Marmaduke likes to sunbathe on one of the historic ships moored in the marina
’tis better to have loved and lost than never to have loved at all ~ Alfred Lord Tennyson
There seems to be a problem with a relationship I’m having with a woman who is very important to me.
In the end it has come down to those two perennial issues; money and sex.
But, this relationship was always about just how much money I was prepared to spend ~ and just how little I was prepared to accept in return. Now it’s about a $25,000 car…..
You’d think a mature man such as I would have seen this from the start ~ truth be told I did, but perhaps I just wasn’t prepared to accept the painful reality it.
You Think A Man Would Know
Perhaps things will turn out well after all.
or maybe Marmaduke and I will hit the road again
To forgive is to set a prisoner free and discover that the lunatic prisoner was you. ~ Louis B. Smedes.
There has never been much forgiveness in my life, and mostly I have been very unforgiving of myself. I expect to cope, whatever happens, and be a high achiever. At times I can act like a lunatic.
This has led me into a very disruptive pattern in my life. A pattern which others can often recognise better than I can. These words of advice were sent to me a couple of days ago, by a very good friend. This is how she describes my life.
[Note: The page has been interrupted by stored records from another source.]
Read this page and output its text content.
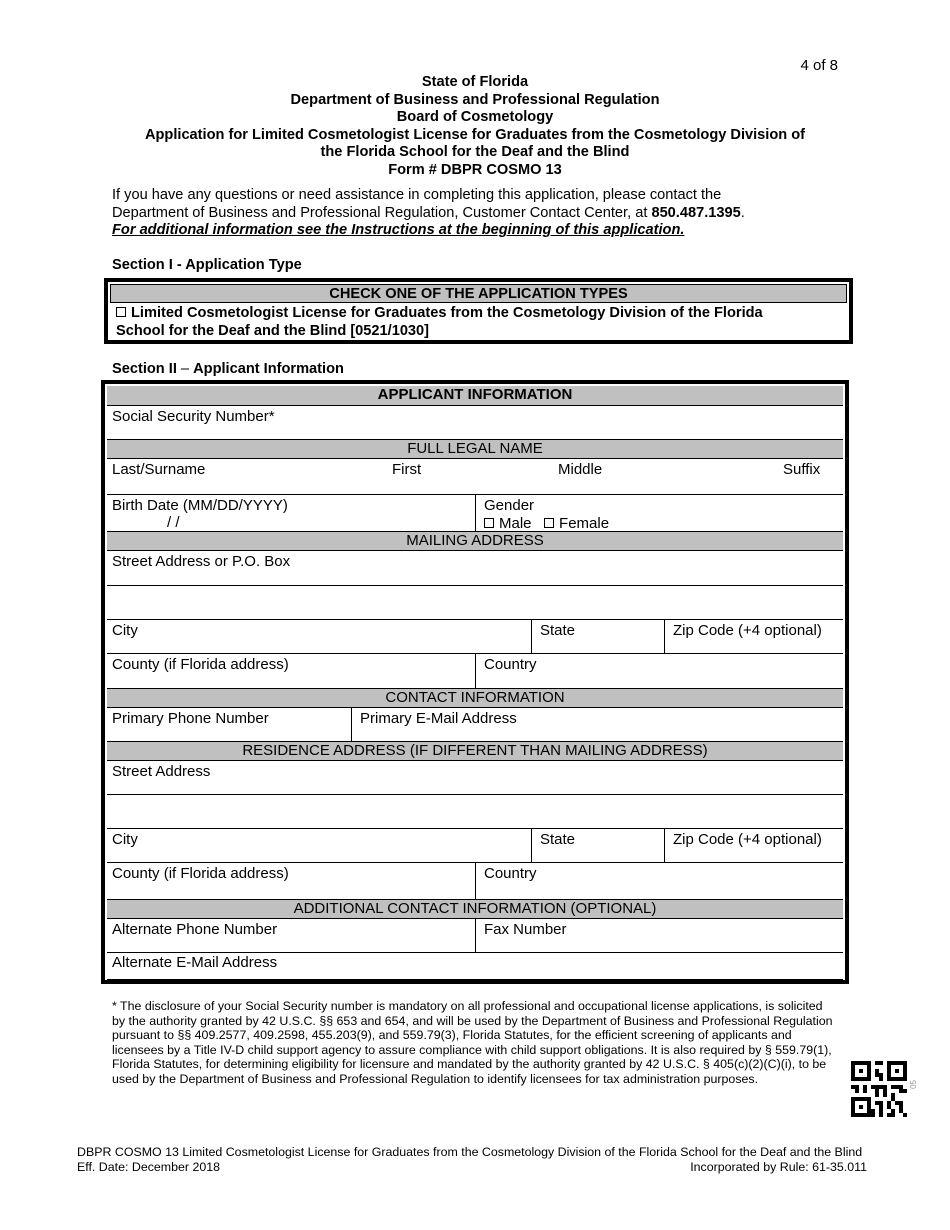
4 of 8
State of Florida
Department of Business and Professional Regulation
Board of Cosmetology
Application for Limited Cosmetologist License for Graduates from the Cosmetology Division of
the Florida School for the Deaf and the Blind
Form # DBPR COSMO 13
If you have any questions or need assistance in completing this application, please contact the
Department of Business and Professional Regulation, Customer Contact Center, at 850.487.1395.
For additional information see the Instructions at the beginning of this application.
Section I - Application Type
CHECK ONE OF THE APPLICATION TYPES
Limited Cosmetologist License for Graduates from the Cosmetology Division of the Florida
School for the Deaf and the Blind [0521/1030]
Section II – Applicant Information
APPLICANT INFORMATION
Social Security Number*
FULL LEGAL NAME
Last/Surname	First	Middle	Suffix
Birth Date (MM/DD/YYYY)
/ /
Gender
Male Female
MAILING ADDRESS
Street Address or P.O. Box
City	State	Zip Code (+4 optional)
County (if Florida address)	Country
CONTACT INFORMATION
Primary Phone Number	Primary E-Mail Address
RESIDENCE ADDRESS (IF DIFFERENT THAN MAILING ADDRESS)
Street Address
City	State	Zip Code (+4 optional)
County (if Florida address)	Country
ADDITIONAL CONTACT INFORMATION (OPTIONAL)
Alternate Phone Number	Fax Number
Alternate E-Mail Address
* The disclosure of your Social Security number is mandatory on all professional and occupational license applications, is solicited by the authority granted by 42 U.S.C. §§ 653 and 654, and will be used by the Department of Business and Professional Regulation pursuant to §§ 409.2577, 409.2598, 455.203(9), and 559.79(3), Florida Statutes, for the efficient screening of applicants and licensees by a Title IV-D child support agency to assure compliance with child support obligations. It is also required by § 559.79(1), Florida Statutes, for determining eligibility for licensure and mandated by the authority granted by 42 U.S.C. § 405(c)(2)(C)(i), to be used by the Department of Business and Professional Regulation to identify licensees for tax administration purposes.	05
DBPR COSMO 13 Limited Cosmetologist License for Graduates from the Cosmetology Division of the Florida School for the Deaf and the Blind
Eff. Date: December 2018	Incorporated by Rule: 61-35.011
- High on Life …… very optimistic….. on top of the world.
- Sexual buzz is strong.
- I forget all the things that were said when I tried to confront past problems and issues
- Minor irritation sets in when I don’t feel appreciated. I become resentful and mistrustful.
- I start looking for the hidden dark meaning in things said, or not said. Become more distrustful, and often angry ~ often very angry with myself.
- Get totally pissed-off when feelings, emotions, and thoughts that have no basis in truth fill my mind. Start to apply twisted logic to situations and conversations.
- Voices in my mind tell me to escape, say ‘Fuck It All’, and then I will have a drink or 10.
- Go missing from the world for days at a time, during which something very bad will happen.
That’s been the pattern of my life for a very long time. I need to recognise it, and cut it off at the neck when the darker, depressive thoughts begin.
I agree with my friend that I need to try to live with inner peace, mindfulness, and serenity.
Escaping into booze is no solution.
Marmaduke lives very peacefully
Everything in Life I share with her,
except of course my teddy bear.
He’s my best friend ~ apart from a girl.